I have a 5c block set but at times I need to turn up sleeves for sizes that the 5c collet block does not accommodate. You have inspired me I may have to set up and make a similar set up. 
Thanks Chuck and nice job!


----------



## DICKEYBIRD (Dec 1, 2010)

I've used an Arc Euro "Sir John" 5C/ER-32 adaptor widget in my 5C collet block to hold odd sized round stock in the mill vise. Works a treat! I like your solution too Chuck. That one goes on "THE LIST."

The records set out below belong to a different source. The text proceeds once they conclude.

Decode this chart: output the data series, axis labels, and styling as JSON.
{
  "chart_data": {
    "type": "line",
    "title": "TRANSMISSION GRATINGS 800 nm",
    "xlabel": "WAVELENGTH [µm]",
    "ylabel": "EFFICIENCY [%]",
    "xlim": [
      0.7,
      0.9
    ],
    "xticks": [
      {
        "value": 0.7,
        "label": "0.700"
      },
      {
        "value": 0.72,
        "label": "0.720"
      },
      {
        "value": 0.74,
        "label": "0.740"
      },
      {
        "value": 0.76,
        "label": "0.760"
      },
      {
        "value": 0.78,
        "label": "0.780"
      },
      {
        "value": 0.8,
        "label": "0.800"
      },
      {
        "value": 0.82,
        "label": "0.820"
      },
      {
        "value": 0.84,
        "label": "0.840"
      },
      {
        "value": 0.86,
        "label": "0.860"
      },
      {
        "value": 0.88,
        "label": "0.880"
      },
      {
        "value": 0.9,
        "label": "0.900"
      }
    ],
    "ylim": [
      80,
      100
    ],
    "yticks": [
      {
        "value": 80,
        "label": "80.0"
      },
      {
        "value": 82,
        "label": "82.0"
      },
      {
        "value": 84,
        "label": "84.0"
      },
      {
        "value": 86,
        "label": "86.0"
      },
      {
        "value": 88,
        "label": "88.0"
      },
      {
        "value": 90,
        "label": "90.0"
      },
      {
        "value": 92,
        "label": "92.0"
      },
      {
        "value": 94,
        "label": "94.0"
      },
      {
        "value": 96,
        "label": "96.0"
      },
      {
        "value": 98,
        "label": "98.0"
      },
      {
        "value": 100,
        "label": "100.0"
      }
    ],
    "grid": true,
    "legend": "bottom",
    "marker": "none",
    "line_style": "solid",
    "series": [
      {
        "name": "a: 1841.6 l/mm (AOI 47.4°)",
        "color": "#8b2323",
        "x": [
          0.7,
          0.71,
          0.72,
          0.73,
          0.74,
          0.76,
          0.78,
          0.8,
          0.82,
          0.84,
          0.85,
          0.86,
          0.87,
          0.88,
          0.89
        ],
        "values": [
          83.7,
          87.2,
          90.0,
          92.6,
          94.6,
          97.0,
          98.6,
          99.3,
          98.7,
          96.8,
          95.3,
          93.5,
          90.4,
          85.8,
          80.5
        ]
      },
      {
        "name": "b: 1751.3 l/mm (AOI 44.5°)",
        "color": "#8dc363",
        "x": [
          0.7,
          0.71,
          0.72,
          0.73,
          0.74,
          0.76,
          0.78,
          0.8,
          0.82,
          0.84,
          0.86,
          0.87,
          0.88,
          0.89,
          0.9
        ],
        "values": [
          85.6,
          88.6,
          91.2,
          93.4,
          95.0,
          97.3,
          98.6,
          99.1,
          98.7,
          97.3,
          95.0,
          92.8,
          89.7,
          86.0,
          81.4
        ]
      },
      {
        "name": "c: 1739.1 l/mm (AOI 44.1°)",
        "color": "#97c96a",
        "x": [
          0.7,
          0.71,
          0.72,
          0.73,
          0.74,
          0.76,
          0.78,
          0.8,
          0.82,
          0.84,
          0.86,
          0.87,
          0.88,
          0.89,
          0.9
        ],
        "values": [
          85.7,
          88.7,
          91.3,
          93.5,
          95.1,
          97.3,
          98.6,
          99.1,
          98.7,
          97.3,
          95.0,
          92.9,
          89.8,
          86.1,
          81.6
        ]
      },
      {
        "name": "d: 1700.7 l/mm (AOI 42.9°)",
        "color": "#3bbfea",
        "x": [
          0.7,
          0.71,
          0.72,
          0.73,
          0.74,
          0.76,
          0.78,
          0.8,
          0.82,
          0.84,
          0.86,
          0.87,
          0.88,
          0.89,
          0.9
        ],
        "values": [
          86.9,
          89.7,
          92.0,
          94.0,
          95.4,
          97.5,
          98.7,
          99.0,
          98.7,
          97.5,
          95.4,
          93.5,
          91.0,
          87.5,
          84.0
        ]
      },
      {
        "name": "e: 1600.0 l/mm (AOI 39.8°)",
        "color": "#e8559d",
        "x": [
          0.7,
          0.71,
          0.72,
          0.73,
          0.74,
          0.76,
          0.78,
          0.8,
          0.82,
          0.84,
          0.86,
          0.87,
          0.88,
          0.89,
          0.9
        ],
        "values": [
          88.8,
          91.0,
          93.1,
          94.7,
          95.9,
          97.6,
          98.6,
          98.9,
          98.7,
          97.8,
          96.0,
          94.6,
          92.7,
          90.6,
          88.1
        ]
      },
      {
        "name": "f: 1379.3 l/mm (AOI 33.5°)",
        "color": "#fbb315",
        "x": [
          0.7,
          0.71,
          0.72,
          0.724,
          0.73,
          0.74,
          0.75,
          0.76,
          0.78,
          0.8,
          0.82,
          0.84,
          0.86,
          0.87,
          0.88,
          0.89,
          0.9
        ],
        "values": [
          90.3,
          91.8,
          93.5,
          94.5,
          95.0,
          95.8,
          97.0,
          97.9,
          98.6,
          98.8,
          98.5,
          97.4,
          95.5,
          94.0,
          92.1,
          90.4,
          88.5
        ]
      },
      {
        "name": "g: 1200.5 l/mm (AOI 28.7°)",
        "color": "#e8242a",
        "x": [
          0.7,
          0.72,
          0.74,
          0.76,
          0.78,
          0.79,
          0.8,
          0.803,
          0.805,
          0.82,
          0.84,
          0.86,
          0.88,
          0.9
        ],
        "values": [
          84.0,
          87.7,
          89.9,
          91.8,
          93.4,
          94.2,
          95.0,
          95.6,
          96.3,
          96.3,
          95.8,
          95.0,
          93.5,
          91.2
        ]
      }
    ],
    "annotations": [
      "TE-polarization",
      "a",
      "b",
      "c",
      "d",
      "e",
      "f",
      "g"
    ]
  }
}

Bottom widget on this page: http://www.arceurotrade.co.uk/Catalogue/Collets/5C-Fixtures I was lucky enough to get one shipped to a friend in the UK that was coming over here for a visit. Beat the high cost of shipping across the pond. ;D


----------



## Spurry (Dec 1, 2010)

Dickey B

I too, have one of Sir John's inventions, but it's not that long ago since I first saw one for sale, so not quite sure how long it's been on the market. I made my fixture about 5 years ago, so was surprised that Chuck had come up with (nearly) the same idea. Great minds and all that. 

Pete


----------



## Ned Ludd (Dec 2, 2010)

Hi Guys,
" Great minds and all that." 

Confucius he say "man who thinks he is the first to come up with a new idea, is soon to be disappointed". Yes folks, I have been disappointed a few times myself, but it does not matter 'coz I got the job done. Only those with huge egos need to go down in history as the inventor of something, the rest of us are quite happy that their ideas worked.
Ned
PS I am not knocking anyone who *has* succeeded in coming up with something that has their name attached, because deep down inside Ned their might be an ego trying to escape, and I might also be turning a delicate shade of Green.:-\


----------